Londres et l’Europe s’entendent sur les conditions du Brexit
La Grande-Bretagne et l’Union européenne (UE) sont parvenues, vendredi matin tôt, à un accord sur trois points majeurs des modalités de leur divorce, portant sur les conditions financières, le statut des expatriés et les moyens d'éviter le rétablissement d’une frontière effective en Irlande, ont annoncé les deux parties dans un document publié à cette occasion.

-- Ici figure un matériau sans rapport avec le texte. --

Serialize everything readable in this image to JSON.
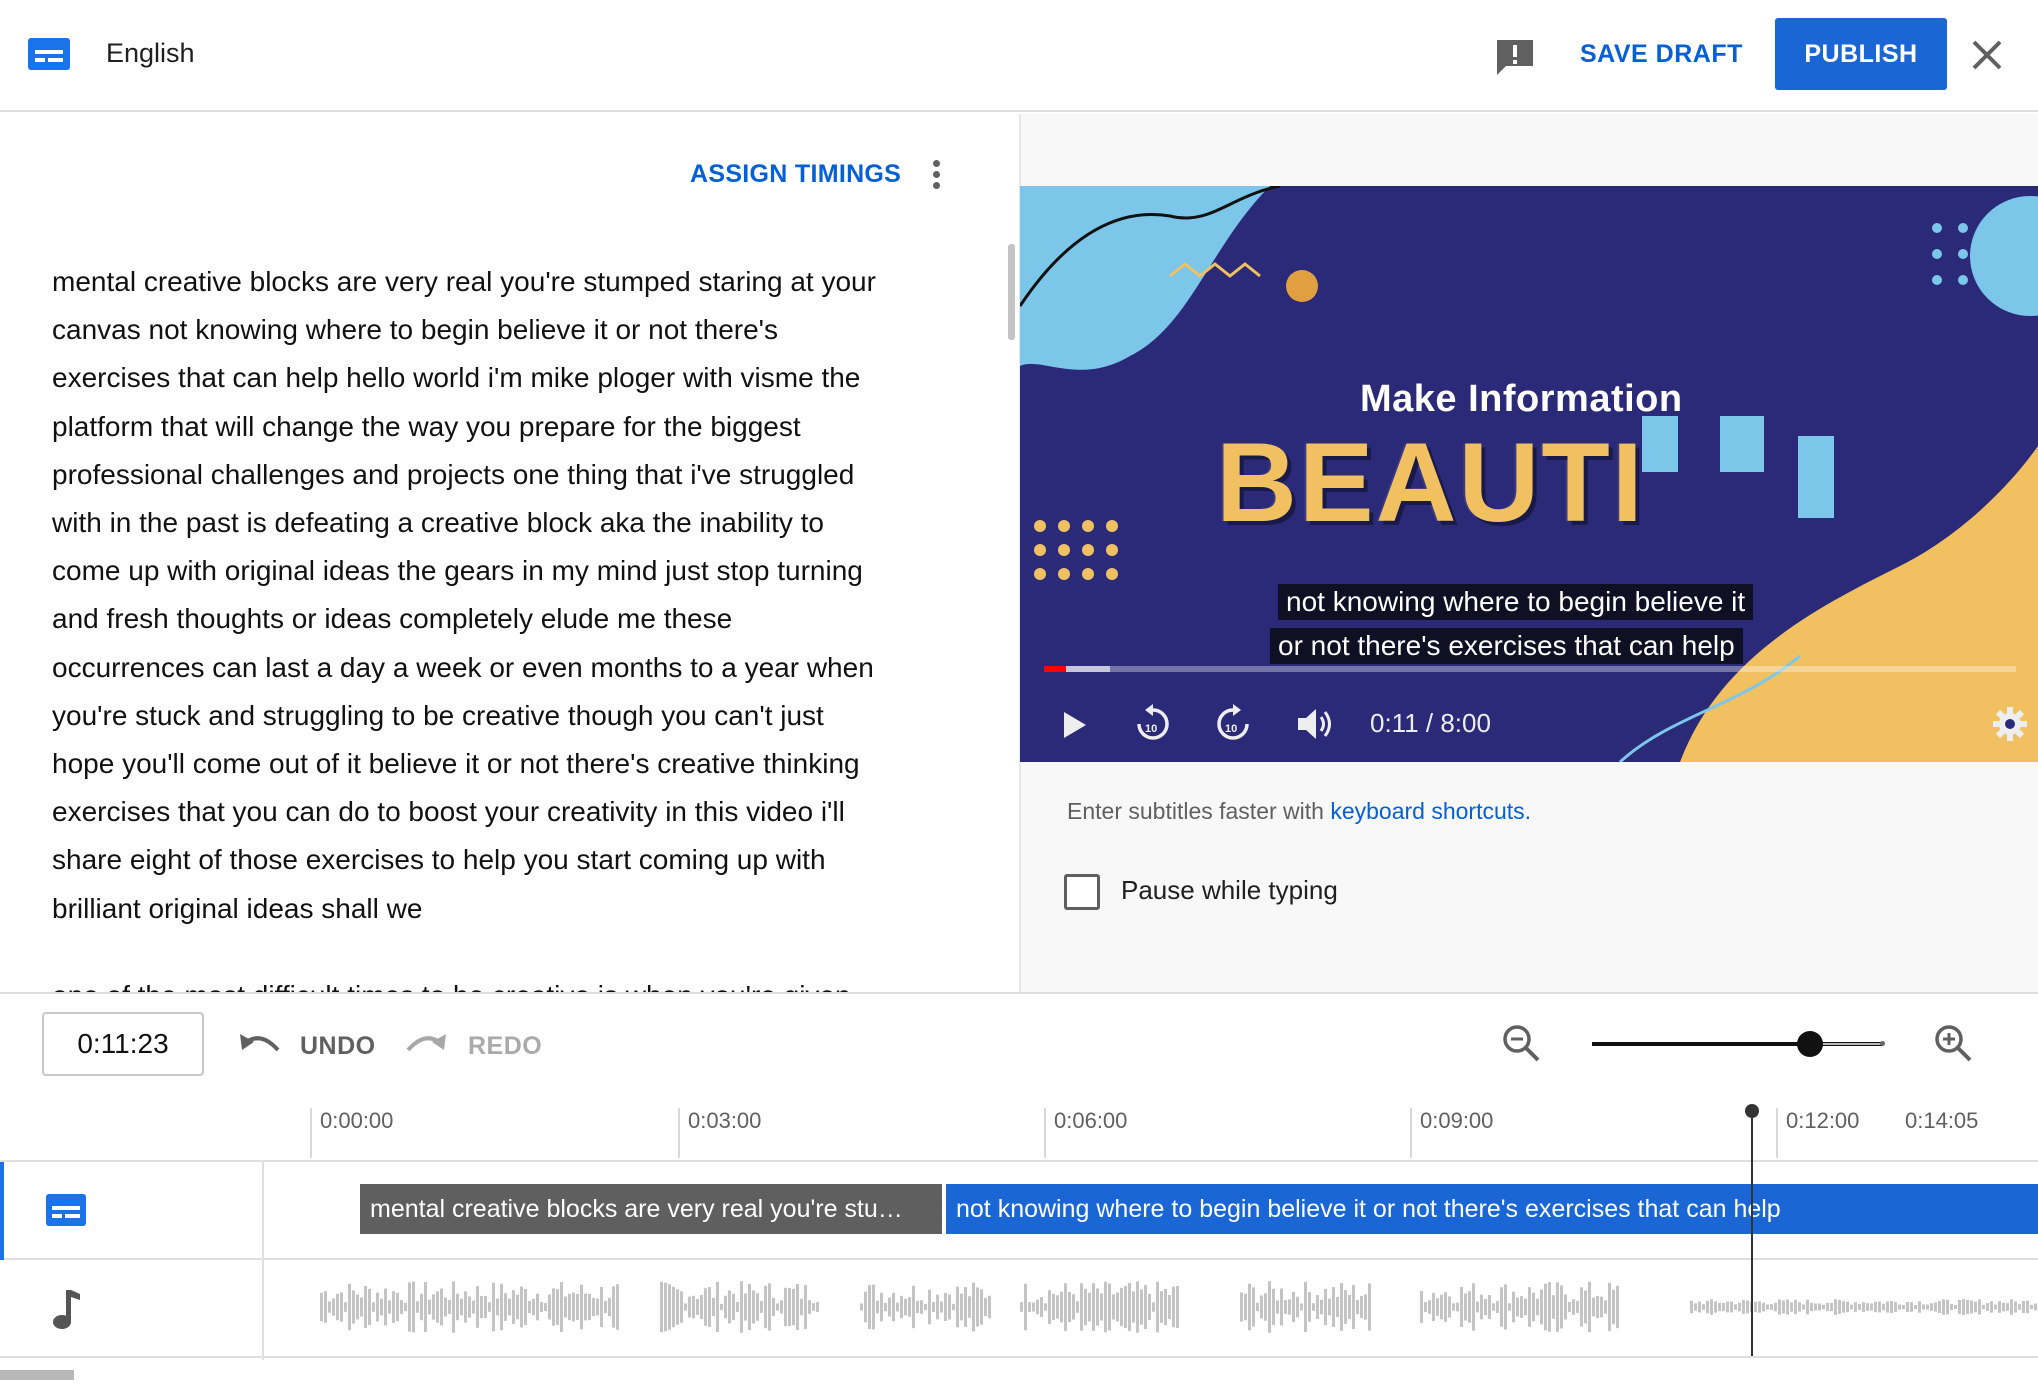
{
  "header": {
    "language": "English",
    "save_draft": "SAVE DRAFT",
    "publish": "PUBLISH"
  },
  "editor": {
    "assign_timings": "ASSIGN TIMINGS",
    "transcript": "mental creative blocks are very real you're stumped staring at your\ncanvas not knowing where to begin believe it or not there's\nexercises that can help hello world i'm mike ploger with visme the\nplatform that will change the way you prepare for the biggest\nprofessional challenges and projects one thing that i've struggled\nwith in the past is defeating a creative block aka the inability to\ncome up with original ideas the gears in my mind just stop turning\nand fresh thoughts or ideas completely elude me these\noccurrences can last a day a week or even months to a year when\nyou're stuck and struggling to be creative though you can't just\nhope you'll come out of it believe it or not there's creative thinking\nexercises that you can do to boost your creativity in this video i'll\nshare eight of those exercises to help you start coming up with\nbrilliant original ideas shall we",
    "next_paragraph_partial": "one of the most difficult times to be creative is when you're given"
  },
  "video": {
    "title_line1": "Make Information",
    "title_line2": "BEAUTI",
    "caption_line1": "not knowing where to begin believe it",
    "caption_line2": "or not there's exercises that can help",
    "time_display": "0:11 / 8:00",
    "progress_fraction": 0.023,
    "buffered_fraction": 0.068,
    "colors": {
      "background": "#2a2a78",
      "accent_blue": "#7cc6ea",
      "accent_yellow": "#f1c061"
    }
  },
  "options": {
    "hint_prefix": "Enter subtitles faster with",
    "hint_link": "keyboard shortcuts",
    "hint_suffix": ".",
    "pause_while_typing": "Pause while typing",
    "pause_while_typing_checked": false
  },
  "toolbar": {
    "current_time": "0:11:23",
    "undo": "UNDO",
    "redo": "REDO",
    "zoom_level_fraction": 0.78
  },
  "timeline": {
    "ruler": [
      "0:00:00",
      "0:03:00",
      "0:06:00",
      "0:09:00",
      "0:12:00",
      "0:14:05"
    ],
    "segments": [
      {
        "text": "mental creative blocks are very real  you're stu…",
        "state": "inactive"
      },
      {
        "text": "not knowing where to begin believe it  or not there's exercises that can help",
        "state": "active"
      }
    ]
  },
  "icons": {
    "subtitles": "subtitles-icon",
    "feedback": "feedback-icon",
    "close": "close-icon",
    "more": "more-vert-icon",
    "play": "play-icon",
    "rewind": "replay-10-icon",
    "forward": "forward-10-icon",
    "volume": "volume-icon",
    "settings": "gear-icon",
    "undo": "undo-icon",
    "redo": "redo-icon",
    "zoom_out": "zoom-out-icon",
    "zoom_in": "zoom-in-icon",
    "music": "music-note-icon"
  }
}
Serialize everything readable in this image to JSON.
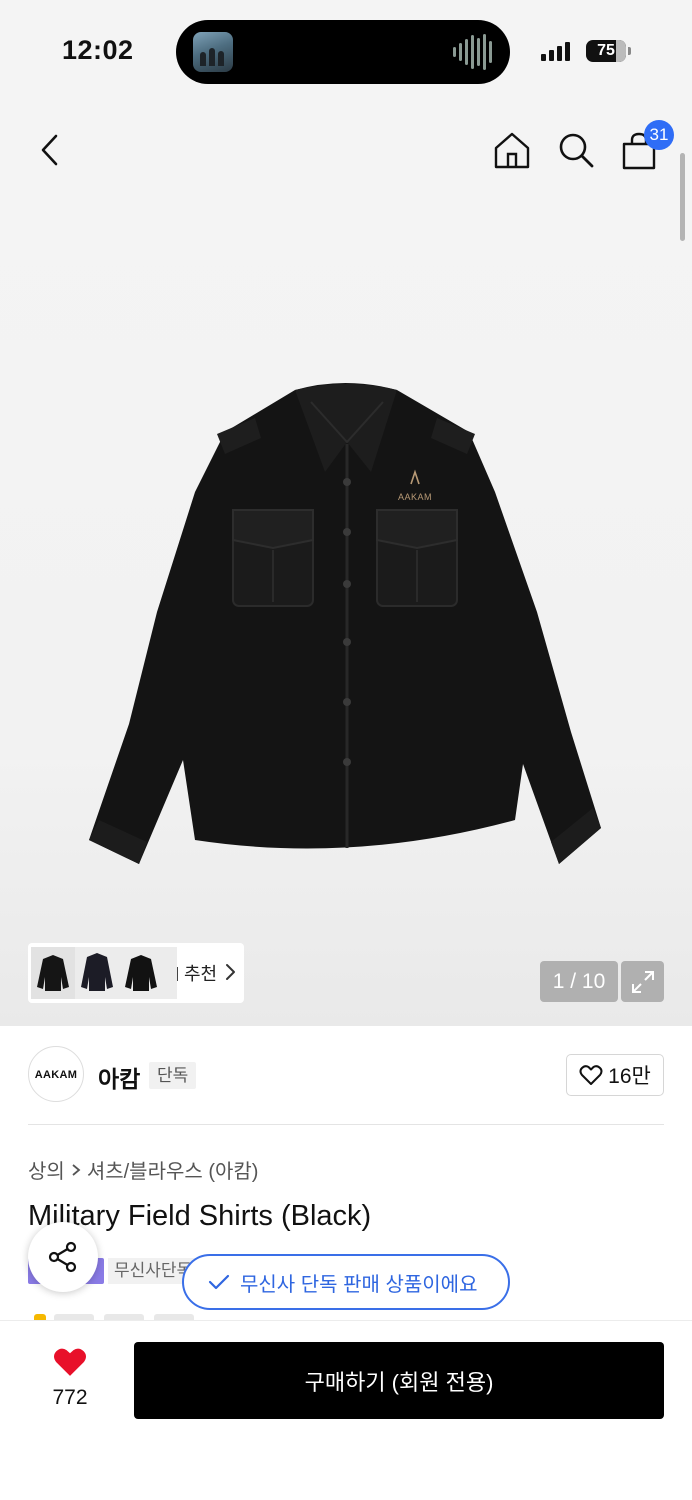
{
  "status_bar": {
    "time": "12:02",
    "battery": "75"
  },
  "header": {
    "cart_count": "31",
    "icons": [
      "back-icon",
      "home-icon",
      "search-icon",
      "bag-icon"
    ]
  },
  "gallery": {
    "recommend_label": "추천",
    "page_indicator": "1 / 10",
    "product_logo_text": "AAKAM"
  },
  "brand": {
    "logo_text": "AAKAM",
    "name": "아캄",
    "tag": "단독",
    "like_count": "16만"
  },
  "breadcrumb": {
    "items": [
      "상의",
      "셔츠/블라우스 (아캄)"
    ]
  },
  "product": {
    "title": "Military Field Shirts (Black)",
    "badge_text": "무신사단독"
  },
  "toast": {
    "text": "무신사 단독 판매 상품이에요"
  },
  "bottom_bar": {
    "like_count": "772",
    "buy_label": "구매하기 (회원 전용)"
  },
  "colors": {
    "accent_blue": "#2f6df6",
    "heart_red": "#e8102a",
    "buy_button": "#000000"
  }
}
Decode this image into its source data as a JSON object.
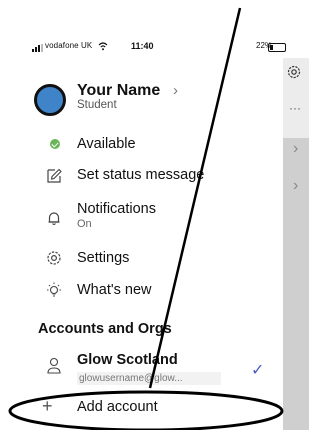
{
  "status_bar": {
    "carrier": "vodafone UK",
    "time": "11:40",
    "battery": "22%"
  },
  "profile": {
    "name": "Your Name",
    "chevron": "›",
    "role": "Student"
  },
  "menu": {
    "available": "Available",
    "status_message": "Set status message",
    "notifications": "Notifications",
    "notifications_state": "On",
    "settings": "Settings",
    "whats_new": "What's new"
  },
  "accounts": {
    "title": "Accounts and Orgs",
    "org_name": "Glow Scotland",
    "org_email": "glowusername@glow...",
    "add_account": "Add account"
  },
  "icons": {
    "available": "check-circle-icon",
    "status": "edit-status-icon",
    "notifications": "bell-icon",
    "settings": "gear-icon",
    "whats_new": "lightbulb-icon",
    "account": "person-icon",
    "add": "plus-icon"
  },
  "colors": {
    "available_green": "#6bb65a",
    "avatar_blue": "#3f83c9",
    "check_blue": "#4a5bc3",
    "dim_pane": "#cfcfcf"
  }
}
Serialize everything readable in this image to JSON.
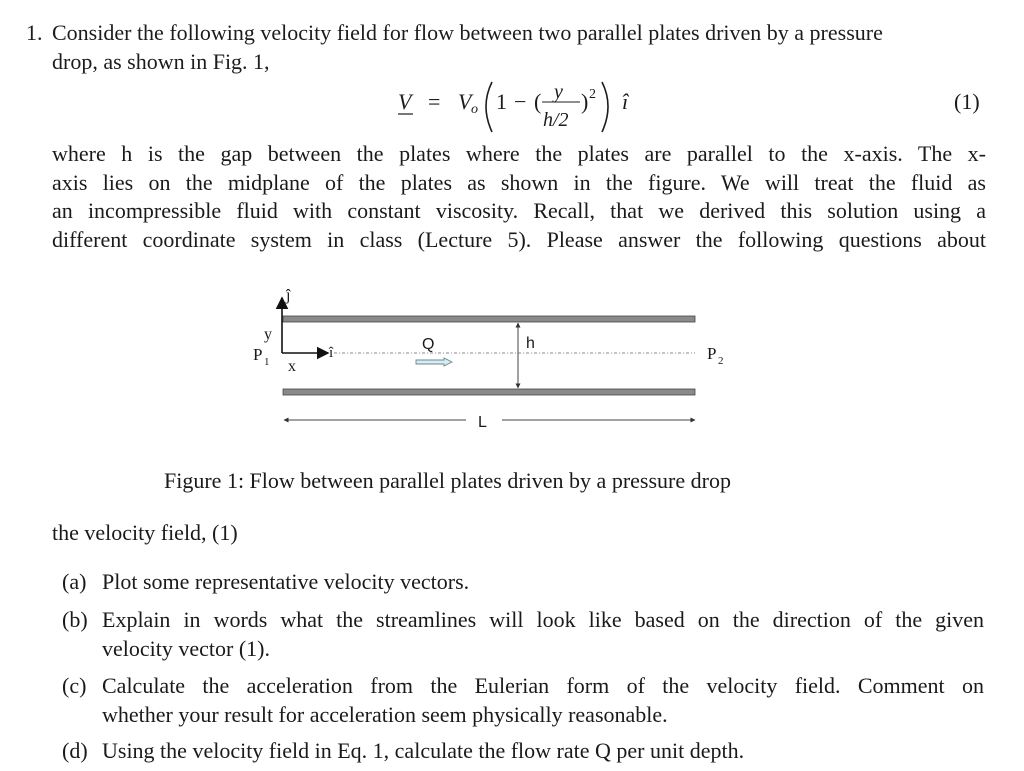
{
  "problem": {
    "number": "1.",
    "intro_line1": "Consider the following velocity field for flow between two parallel plates driven by a pressure",
    "intro_line2": "drop, as shown in Fig. 1,",
    "equation": {
      "lhs": "V",
      "equals": "=",
      "coef": "V",
      "coef_sub": "o",
      "one": "1",
      "minus": "−",
      "numerator": "y",
      "denominator": "h/2",
      "exponent": "2",
      "unit_vector": "î",
      "label": "(1)"
    },
    "para2_lines": [
      "where h is the gap between the plates where the plates are parallel to the x-axis. The x-",
      "axis lies on the midplane of the plates as shown in the figure. We will treat the fluid as",
      "an incompressible fluid with constant viscosity. Recall, that we derived this solution using a",
      "different coordinate system in class (Lecture 5). Please answer the following questions about"
    ]
  },
  "figure": {
    "labels": {
      "j_hat": "ĵ",
      "i_hat": "î",
      "y": "y",
      "x": "x",
      "p1": "P",
      "p1_sub": "1",
      "p2": "P",
      "p2_sub": "2",
      "q": "Q",
      "h": "h",
      "l": "L"
    },
    "colors": {
      "plate": "#8a8a8a",
      "plate_border": "#444444",
      "q_arrow_fill": "#d8ecf2",
      "q_arrow_stroke": "#6a8a95"
    },
    "caption": "Figure 1: Flow between parallel plates driven by a pressure drop"
  },
  "lead_in": "the velocity field, (1)",
  "questions": [
    {
      "label": "(a)",
      "lines": [
        "Plot some representative velocity vectors."
      ]
    },
    {
      "label": "(b)",
      "lines": [
        "Explain in words what the streamlines will look like based on the direction of the given",
        "velocity vector (1)."
      ]
    },
    {
      "label": "(c)",
      "lines": [
        "Calculate the acceleration from the Eulerian form of the velocity field. Comment on",
        "whether your result for acceleration seem physically reasonable."
      ]
    },
    {
      "label": "(d)",
      "lines": [
        "Using the velocity field in Eq. 1, calculate the flow rate Q per unit depth."
      ]
    }
  ]
}
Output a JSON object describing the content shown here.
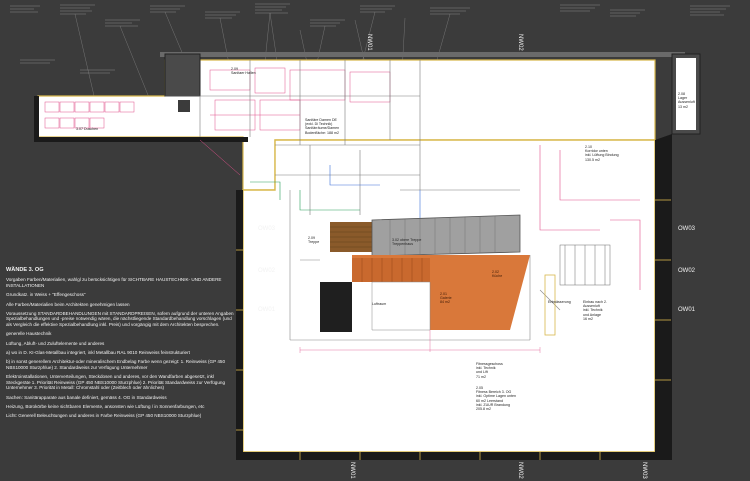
{
  "notes": {
    "title": "WÄNDE 3. OG",
    "para1": "Vorgaben Farben/Materialien, wahlgl zu berücksichtigen für SICHTBARE HAUSTECHNIK- UND ANDERE INSTALLATIONEN",
    "para2": "Grundkatz. in Weiss + \"Effengeschoss\"",
    "para3": "Alle Farben/Materialien beim Architekten genehmigen lassen",
    "para4": "Voraussetzung STANDARDBEHANDLUNGEN mit STANDARDPREISEN, sofern aufgrund der unteren Angaben Spezialbehandlungen und -preise notwendig wären, die nächstliegende Standardbehandlung vorschlagen (und als Vergleich die effektive Spezialbehandlung inkl. Preis) und vorgängig mit dem Architekten besprechen.",
    "para5": "generelle Haustechnik",
    "para6": "Lüftung, Abluft- und Zuluftelemente und anderes",
    "para7": "a) wo in D. KI-Glas-Metallbau integriert, inkl Metallbau RAL 9010 Reinweiss feinstrukturiert",
    "para8": "b) in sonst generellem Architektur-oder mineralischem Endbelag Farbe wenn gezeigt: 1. Reinweiss (GP 450 NBS10000 Sturzphlue) 2. Standardweiss zur Verfügung Unternehmer",
    "para9": "Elektroinstallationen, Unterverteilungen, Steckdosen und anderes, vor den Wandfarben abgesetzt, inkl Steckgeräte 1. Priorität Reinweiss (GP 450 NBS10000 Sturzphlue) 2. Priorität Standardweiss zur Verfügung Unternehmer 3. Priorität in Metall: Chromstahl oder (Zeitblech oder ähnliches)",
    "para10": "Sachen: Sanitärapparate aus banale definiert, gemäss 4. OG in Standardweiss",
    "para11": "Heizung, Bürokörbe keine sichtbaren Elemente, ansonsten wie Lüftung / in Sonnenfarbungen, etc",
    "para12": "Licht: Generell Beleuchtungen und anderes in Farbe Reinweiss (GP 450 NBS10000 Sturzphlue)"
  },
  "wall_labels": {
    "ow03_left": "OW03",
    "ow02_left": "OW02",
    "ow01_left": "OW01",
    "ow03_right": "OW03",
    "ow02_right": "OW02",
    "ow01_right": "OW01",
    "nw01_top": "NW01",
    "nw02_top": "NW02",
    "nw01_bottom": "NW01",
    "nw02_bottom": "NW02",
    "nw03_bottom": "NW03"
  },
  "rooms": {
    "dusche": "3.07 Duschen",
    "sanitaer": "2.09\nSanitaer Hallen",
    "bad_wc": "Sanitäre Damen DE\n(exkl. Di Technik)\nSanitärräume/Damen\nBodenfläche: 188 m2",
    "korridor": "2.10\nKorridor unten\ninkl. Lüftung Bindung\n130.5 m2",
    "lager": "2.08\nLager\nAussenluft\n13 m2",
    "luftraum": "Luftraum",
    "treppe": "2.09\nTreppe",
    "treppe_oben": "3.02 obere Treppe\nTreppenhaus",
    "galerie": "2.01\nGalerie\n84 m2",
    "kuche": "2.02\nKüche",
    "entwaesserung": "Entwässerung",
    "einbau": "Einbau nach 2.\nAussenluft\ninkl. Technik\nund Anlage\n16 m2",
    "fitness": "Fitnessgeschoss\ninkl. Technik\nund Lift\n71 m2",
    "foyer": "2.05\nFitness Bereich 3. OG\ninkl. Optime Lagen unten\n60 m2 Leerstand\ninkl. ZUUR Brandung\n205.8 m2"
  }
}
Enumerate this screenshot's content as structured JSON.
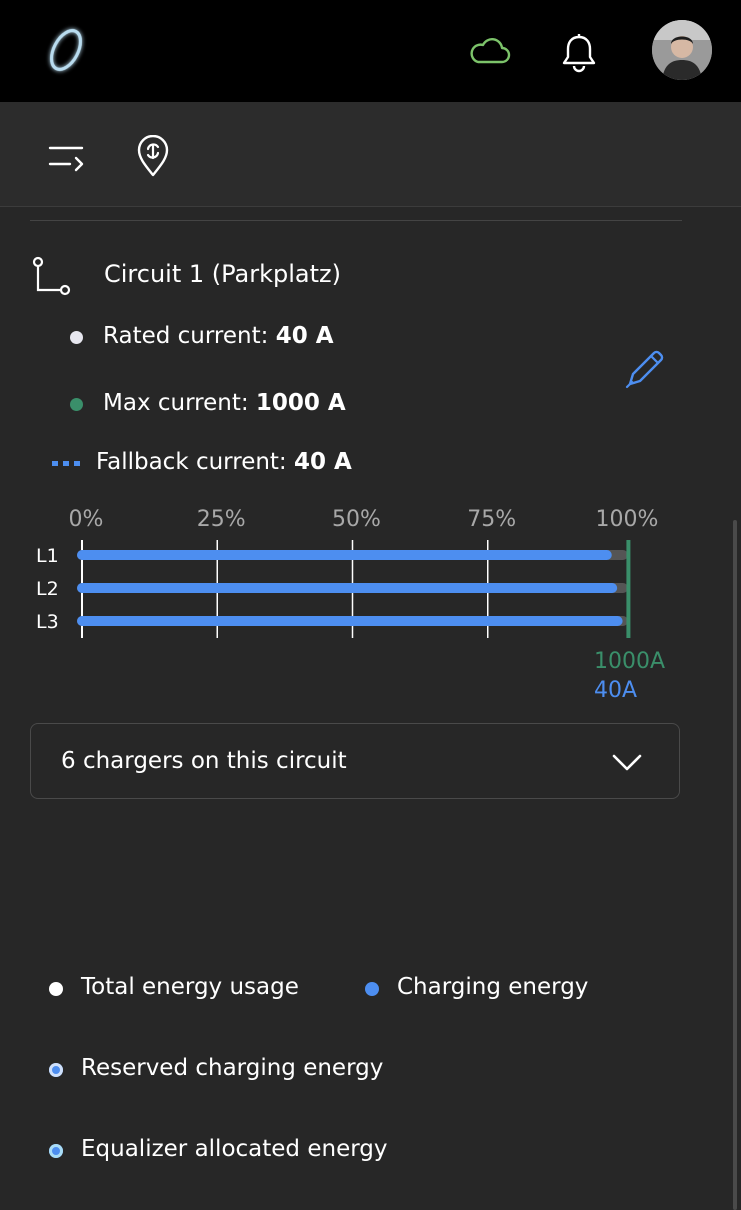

Ce rapport ne précise pas le montant que la Grande-Bretagne devra verser à l’UE en raison de sa sortie en 2019 mais «les deux parties sont convenues d’une méthodologie pour le règlement financier».
Au sujet de l’Irlande du Nord, membre du Royaume-Uni, il est établi que, sauf accord contraire, Londres va maintenir en Irlande du Nord une législation alignée sur celle du marché intérieur de l’Union européenne et de l’union douanière afin d'éviter la nécessité d’une frontière avec la République d’Irlande, qui va rester au sein de l’UE.
«En l’absence de solutions convenues, le Royaume-Uni maintiendra un alignement complet avec les règles du marché intérieur et de l’union douanière, qui, maintenant ou à l’avenir, soutiennent la coopération Nord-Sud, l'économie de l’ensemble de l'île et la préservation de l’accord de 1998", est-il écrit dans ce document.
L’accord du Vendredi-Saint signé en 1998 a mis fin à des décennies de violences entre républicains catholiques et protestants unionistes en Irlande du Nord.
Au sujet des droits des expatriés, Jean-Claude Juncker, le président de la Commission européenne, a déclaré que la Cour de Justice de l’Union européenne resterait compétente pour garantir les droits des Européens établis au Royaume-Uni.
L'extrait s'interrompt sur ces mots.